The Hajós number of a graph $G$ is the maximum number $k$ such that there are $k$ vertices in $G$ with a path between each pair so that all the $\binom{k}{2}$ paths are internally vertex disjoint (and no vertex is an internal vertex of a path and an endpoint of another). Is there a graph whose chromatic number exceeds twice its Hajós number?
My thoughts: I tried to follow this answer: Hajós Number vs. Chromatic Number
Following the hint, using the random graph $G(n, \frac{1}{2})$, it seems to me that there is a graph such that the Hajós number should be less or equal to $2 \sqrt{n}$, because for $k$ larger one would need more than $n$ vertices to construct $\binom{k}{2}$ such paths. My problem is how to get a lower bound for the chromatic number in this case. I'd appreciate any hint.
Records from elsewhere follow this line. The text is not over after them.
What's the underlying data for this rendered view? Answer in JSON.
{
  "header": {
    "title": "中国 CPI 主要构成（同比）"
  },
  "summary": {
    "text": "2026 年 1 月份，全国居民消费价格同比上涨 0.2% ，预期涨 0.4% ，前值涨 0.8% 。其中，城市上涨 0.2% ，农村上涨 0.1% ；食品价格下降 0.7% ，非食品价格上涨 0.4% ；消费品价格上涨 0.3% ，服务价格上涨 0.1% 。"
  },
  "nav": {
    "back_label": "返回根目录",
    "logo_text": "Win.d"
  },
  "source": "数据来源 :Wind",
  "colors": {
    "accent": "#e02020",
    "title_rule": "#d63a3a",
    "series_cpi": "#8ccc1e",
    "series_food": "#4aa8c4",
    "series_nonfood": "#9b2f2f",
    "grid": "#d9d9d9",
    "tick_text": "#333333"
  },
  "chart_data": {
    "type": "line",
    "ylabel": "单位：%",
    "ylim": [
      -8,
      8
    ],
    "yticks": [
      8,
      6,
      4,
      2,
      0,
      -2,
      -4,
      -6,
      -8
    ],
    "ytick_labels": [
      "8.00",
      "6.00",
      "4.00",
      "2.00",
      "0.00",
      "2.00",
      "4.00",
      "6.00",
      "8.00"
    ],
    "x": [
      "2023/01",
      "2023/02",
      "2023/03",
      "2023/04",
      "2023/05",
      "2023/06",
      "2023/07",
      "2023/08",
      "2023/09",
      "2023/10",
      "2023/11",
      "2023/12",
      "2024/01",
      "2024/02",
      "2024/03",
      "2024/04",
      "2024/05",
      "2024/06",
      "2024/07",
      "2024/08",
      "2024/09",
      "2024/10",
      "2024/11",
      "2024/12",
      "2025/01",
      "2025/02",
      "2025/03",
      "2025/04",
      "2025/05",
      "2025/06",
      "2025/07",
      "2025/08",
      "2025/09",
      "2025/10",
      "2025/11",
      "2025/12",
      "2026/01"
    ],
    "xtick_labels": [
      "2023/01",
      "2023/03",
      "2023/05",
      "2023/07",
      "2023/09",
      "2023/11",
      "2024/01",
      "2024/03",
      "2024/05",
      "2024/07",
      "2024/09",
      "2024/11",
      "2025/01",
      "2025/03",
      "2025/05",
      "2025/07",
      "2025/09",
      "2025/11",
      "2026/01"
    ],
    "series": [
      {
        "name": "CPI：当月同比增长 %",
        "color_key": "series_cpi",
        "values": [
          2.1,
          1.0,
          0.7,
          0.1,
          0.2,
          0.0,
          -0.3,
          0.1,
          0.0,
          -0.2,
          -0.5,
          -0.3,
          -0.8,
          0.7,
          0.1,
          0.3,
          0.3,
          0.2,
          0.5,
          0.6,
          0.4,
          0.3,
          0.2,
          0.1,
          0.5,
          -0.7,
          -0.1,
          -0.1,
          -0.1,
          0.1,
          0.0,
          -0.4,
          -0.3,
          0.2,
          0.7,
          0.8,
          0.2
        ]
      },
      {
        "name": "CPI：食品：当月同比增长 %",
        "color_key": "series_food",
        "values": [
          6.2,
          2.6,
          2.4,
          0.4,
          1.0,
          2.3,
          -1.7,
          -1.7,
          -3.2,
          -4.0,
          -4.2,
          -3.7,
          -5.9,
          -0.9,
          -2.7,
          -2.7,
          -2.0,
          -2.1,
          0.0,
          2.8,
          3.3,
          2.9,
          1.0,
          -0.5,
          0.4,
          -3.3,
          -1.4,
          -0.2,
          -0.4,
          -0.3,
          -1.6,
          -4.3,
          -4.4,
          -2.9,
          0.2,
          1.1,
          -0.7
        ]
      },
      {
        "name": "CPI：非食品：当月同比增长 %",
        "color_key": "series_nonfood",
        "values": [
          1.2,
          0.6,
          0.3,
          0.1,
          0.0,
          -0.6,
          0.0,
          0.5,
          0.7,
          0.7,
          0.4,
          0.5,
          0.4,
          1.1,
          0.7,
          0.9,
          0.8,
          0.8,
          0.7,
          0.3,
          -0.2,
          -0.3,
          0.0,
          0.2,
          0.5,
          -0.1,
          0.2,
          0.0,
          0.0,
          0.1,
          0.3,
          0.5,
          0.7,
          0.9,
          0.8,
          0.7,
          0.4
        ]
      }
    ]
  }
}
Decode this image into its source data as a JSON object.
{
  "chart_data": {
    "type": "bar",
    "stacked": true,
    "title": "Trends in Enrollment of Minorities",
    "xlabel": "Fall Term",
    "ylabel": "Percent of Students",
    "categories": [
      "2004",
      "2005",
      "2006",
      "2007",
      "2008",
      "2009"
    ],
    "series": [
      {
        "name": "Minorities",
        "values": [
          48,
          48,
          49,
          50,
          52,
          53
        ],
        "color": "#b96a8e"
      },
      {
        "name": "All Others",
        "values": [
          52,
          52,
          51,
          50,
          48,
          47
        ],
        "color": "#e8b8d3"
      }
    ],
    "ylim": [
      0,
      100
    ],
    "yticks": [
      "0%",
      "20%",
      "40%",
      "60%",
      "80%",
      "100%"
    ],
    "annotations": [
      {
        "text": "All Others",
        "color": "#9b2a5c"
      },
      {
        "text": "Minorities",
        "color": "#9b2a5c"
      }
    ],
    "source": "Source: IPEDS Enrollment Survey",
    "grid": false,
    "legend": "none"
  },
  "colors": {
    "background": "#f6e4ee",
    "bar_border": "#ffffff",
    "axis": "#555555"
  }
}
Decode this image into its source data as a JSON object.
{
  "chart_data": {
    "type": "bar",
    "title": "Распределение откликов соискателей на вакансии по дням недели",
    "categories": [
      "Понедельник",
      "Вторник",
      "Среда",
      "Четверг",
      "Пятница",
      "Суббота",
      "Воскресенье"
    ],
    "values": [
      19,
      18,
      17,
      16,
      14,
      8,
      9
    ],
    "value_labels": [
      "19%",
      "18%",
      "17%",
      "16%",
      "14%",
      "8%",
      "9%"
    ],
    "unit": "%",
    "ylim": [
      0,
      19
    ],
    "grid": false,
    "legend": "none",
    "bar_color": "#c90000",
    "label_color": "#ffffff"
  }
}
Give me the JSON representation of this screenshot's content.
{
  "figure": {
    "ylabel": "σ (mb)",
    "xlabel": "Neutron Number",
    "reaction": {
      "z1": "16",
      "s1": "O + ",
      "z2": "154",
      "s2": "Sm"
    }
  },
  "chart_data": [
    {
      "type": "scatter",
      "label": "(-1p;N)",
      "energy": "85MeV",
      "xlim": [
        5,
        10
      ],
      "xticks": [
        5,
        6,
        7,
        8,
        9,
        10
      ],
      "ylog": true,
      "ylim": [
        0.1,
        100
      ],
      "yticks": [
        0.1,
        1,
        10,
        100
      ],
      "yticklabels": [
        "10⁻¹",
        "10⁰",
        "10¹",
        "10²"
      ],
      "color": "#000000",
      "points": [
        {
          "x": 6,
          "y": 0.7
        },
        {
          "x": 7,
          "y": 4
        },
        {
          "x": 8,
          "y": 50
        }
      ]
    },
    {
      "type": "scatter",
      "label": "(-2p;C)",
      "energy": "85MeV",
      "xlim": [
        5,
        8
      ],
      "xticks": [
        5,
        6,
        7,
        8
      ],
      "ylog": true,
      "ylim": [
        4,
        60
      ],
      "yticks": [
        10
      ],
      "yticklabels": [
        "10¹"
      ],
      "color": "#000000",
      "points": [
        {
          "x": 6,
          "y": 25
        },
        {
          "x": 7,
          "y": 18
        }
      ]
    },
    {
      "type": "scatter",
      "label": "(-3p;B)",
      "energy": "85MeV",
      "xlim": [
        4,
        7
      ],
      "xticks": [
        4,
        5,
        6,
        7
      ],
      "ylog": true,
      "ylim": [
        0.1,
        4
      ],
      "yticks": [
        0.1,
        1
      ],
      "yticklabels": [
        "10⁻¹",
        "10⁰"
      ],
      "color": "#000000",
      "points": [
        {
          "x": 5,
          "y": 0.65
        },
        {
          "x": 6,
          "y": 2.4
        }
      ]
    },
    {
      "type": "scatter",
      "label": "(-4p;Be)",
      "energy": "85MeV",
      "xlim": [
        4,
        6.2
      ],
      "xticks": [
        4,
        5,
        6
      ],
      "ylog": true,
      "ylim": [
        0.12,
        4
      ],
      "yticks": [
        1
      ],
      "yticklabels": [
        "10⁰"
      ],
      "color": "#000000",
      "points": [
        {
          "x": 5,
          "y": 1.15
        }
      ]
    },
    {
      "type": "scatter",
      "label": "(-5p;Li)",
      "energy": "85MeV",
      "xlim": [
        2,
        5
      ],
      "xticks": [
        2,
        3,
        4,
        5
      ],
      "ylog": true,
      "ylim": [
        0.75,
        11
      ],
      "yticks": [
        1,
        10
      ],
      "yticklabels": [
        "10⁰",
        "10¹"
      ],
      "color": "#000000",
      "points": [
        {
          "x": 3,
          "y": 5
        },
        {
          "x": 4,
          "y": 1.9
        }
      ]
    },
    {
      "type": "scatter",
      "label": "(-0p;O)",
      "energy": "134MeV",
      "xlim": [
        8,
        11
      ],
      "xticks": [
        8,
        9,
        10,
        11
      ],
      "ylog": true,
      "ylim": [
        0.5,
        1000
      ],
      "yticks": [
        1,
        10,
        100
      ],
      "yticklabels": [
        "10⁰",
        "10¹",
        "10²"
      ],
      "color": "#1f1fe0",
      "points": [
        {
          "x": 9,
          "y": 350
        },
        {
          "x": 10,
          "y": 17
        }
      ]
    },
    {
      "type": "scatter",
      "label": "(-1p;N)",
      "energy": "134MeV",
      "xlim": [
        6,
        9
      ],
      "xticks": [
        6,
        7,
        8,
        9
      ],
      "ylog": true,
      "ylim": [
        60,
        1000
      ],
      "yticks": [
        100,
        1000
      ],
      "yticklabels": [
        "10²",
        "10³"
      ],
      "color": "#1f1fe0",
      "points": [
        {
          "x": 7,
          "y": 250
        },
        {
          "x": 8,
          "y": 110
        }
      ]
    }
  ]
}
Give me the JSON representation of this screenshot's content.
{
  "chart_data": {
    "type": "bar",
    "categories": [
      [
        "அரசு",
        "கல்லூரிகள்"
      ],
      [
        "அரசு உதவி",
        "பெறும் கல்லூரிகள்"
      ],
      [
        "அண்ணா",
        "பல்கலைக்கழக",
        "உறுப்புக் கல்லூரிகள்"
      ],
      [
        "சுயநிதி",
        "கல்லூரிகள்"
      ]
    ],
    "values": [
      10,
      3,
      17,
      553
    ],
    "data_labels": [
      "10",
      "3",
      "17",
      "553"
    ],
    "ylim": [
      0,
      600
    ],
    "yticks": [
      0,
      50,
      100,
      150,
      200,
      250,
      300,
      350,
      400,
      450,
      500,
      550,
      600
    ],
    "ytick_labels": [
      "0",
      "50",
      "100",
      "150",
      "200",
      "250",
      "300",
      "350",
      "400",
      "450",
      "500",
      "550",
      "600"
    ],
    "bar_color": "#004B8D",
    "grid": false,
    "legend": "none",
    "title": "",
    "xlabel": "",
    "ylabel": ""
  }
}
The chromatic number of a random graph is well-known. If you are not happy simply citing Theorem 10.3.1 of Alon and Spencer for the result that with high probability $$ \chi(G_{n,1/2}) \sim \frac{n}{2\log_2 n} $$ then we can get a lower bound of this order without too much difficulty. The probability that a set of $k$ vertices is independent is $2^{-k(k-1)/2}$, so the expected number of independent sets of size $k$ is $$ \binom nk 2^{-k(k-1)/2} \le \left(\frac{ne}{k} \cdot 2^{-(k-1)/2}\right)^k $$ and when $k = 2 \log_2 n$, this becomes $\left(\frac{e\sqrt 2}{k}\right)^k = o(1)$. So with high probability there are no independent sets of this size, and therefore we need at least $\frac{n}{2\log_2 n}$ colors, since each color can be used on at most $2\log_2 n$ vertices.